Figure 2Disease-disease correlations.
Heatmap of the most significant 100 ICD10 codes, based on ranking the list of 802 candidate pairs by their comorbidity scores. Chapter colors are highlighted next to the ICD10 codes. Diseases that occur often together have red color in the heatmap, while those with lower than expected co-occurrence are colored blue. The color label shows the log2 change of comorbidity between two diseases when compared to the expected level.

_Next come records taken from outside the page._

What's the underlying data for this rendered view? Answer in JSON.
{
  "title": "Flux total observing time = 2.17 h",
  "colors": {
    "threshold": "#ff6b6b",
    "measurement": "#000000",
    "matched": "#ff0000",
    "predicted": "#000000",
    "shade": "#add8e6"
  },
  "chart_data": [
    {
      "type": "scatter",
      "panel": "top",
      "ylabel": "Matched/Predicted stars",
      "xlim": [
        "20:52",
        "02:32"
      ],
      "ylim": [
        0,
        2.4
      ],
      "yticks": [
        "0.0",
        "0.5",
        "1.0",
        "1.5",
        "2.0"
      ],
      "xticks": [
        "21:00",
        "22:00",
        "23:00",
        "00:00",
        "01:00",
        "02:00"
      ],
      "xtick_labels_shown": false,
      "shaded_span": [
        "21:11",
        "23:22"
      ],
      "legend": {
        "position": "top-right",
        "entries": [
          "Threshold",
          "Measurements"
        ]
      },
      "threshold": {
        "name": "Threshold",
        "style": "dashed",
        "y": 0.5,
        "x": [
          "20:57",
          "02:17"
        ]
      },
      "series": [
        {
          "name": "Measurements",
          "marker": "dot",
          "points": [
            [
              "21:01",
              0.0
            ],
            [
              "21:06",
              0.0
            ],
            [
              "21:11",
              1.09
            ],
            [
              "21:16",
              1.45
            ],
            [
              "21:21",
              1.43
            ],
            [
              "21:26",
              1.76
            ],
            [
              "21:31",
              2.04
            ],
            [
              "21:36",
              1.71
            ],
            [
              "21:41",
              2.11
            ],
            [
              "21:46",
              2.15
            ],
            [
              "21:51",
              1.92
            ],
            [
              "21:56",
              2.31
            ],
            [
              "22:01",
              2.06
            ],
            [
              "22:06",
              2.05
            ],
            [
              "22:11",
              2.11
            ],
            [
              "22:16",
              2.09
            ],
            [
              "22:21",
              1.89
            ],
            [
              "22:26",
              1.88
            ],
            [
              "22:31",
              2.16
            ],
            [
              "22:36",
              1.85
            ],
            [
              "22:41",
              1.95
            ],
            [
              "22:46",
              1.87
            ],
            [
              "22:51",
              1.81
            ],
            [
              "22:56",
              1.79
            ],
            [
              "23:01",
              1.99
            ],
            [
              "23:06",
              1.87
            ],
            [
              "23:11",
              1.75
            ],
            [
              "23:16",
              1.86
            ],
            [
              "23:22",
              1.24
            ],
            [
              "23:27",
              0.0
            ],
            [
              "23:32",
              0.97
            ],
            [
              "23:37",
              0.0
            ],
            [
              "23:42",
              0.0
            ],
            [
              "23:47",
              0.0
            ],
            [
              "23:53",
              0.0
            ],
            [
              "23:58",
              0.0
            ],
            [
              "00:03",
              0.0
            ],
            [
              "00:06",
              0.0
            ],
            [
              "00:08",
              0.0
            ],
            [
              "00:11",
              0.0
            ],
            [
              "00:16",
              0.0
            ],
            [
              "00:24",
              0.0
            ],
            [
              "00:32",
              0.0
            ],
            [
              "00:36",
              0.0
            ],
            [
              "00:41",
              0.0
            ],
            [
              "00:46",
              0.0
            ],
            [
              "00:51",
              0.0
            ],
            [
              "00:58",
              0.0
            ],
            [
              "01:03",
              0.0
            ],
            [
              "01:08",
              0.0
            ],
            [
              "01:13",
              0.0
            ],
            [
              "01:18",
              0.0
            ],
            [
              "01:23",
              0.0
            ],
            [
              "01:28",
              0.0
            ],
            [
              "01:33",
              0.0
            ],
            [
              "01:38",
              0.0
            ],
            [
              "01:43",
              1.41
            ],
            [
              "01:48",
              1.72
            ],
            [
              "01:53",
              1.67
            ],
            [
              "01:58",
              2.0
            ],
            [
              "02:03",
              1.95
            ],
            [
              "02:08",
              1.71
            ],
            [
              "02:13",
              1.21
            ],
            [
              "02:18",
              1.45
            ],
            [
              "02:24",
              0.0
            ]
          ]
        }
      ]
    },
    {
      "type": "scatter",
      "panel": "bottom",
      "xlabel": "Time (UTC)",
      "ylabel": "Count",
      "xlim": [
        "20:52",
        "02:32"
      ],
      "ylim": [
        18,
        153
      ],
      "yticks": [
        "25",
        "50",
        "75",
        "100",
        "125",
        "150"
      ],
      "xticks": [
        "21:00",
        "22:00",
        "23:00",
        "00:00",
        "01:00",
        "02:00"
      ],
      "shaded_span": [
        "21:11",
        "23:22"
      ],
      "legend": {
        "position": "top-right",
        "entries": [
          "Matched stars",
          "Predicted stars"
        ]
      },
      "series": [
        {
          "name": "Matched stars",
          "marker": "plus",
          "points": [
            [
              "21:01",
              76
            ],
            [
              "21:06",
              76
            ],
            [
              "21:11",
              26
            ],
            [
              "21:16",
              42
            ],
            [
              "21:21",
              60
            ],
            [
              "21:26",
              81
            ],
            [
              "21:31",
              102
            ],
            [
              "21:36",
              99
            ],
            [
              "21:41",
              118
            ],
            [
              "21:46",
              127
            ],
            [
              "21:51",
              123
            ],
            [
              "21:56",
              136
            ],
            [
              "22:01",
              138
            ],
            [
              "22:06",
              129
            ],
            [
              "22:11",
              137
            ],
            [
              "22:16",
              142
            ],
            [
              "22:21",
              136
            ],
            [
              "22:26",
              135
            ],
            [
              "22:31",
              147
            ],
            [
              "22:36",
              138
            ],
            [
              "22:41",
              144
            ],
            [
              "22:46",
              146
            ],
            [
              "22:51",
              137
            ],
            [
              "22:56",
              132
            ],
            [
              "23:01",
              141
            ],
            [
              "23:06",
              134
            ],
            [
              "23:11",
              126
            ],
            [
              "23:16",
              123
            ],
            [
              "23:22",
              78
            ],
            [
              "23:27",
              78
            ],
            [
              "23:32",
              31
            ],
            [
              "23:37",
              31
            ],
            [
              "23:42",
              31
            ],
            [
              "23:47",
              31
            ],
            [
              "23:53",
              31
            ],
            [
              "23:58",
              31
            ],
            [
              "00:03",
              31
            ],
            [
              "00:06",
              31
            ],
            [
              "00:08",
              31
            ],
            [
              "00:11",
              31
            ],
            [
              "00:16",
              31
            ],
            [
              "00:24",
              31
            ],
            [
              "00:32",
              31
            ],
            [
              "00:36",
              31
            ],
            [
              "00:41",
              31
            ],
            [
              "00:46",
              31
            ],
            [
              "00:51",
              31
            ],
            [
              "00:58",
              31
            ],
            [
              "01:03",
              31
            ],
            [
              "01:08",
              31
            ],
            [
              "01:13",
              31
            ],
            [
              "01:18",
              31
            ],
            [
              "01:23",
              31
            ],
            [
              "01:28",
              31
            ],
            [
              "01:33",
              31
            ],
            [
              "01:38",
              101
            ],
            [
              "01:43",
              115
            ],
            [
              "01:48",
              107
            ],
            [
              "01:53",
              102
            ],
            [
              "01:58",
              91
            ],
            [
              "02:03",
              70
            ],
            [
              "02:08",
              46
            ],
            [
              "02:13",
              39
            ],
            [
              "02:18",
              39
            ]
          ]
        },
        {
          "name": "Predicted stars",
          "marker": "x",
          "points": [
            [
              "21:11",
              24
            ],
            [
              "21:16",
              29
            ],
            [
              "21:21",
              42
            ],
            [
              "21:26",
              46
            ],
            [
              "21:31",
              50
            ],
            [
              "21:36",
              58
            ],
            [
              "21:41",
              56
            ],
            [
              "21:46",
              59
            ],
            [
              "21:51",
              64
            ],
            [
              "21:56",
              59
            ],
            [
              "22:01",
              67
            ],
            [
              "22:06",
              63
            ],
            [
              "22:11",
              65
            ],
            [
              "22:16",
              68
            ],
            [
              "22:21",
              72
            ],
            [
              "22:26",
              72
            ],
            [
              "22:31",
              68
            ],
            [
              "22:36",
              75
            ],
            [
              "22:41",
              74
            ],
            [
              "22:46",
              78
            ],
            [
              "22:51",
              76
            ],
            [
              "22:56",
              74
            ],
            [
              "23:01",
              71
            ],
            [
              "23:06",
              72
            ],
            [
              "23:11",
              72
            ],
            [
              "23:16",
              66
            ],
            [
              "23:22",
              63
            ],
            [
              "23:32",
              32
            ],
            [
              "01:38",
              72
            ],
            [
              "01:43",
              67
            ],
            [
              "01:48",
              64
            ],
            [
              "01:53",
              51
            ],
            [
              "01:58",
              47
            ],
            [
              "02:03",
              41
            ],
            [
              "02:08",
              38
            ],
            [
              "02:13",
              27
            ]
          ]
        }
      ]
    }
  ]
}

Figure 3Patient cohort network.
(A) Nodes represent 1,497 patients from 26 clusters. Edges are correlations between patients. Node color denotes cluster membership. (B) Heatmap showing ICD10 composition of each cluster. Values are the fraction of the cluster ICD10 vector covered by this code. Shown are only the 26 ICD10 codes that are most distinguishing codes for a cluster. The heatmap columns match the network clusters in a counter clockwise direction starting at cluster 27.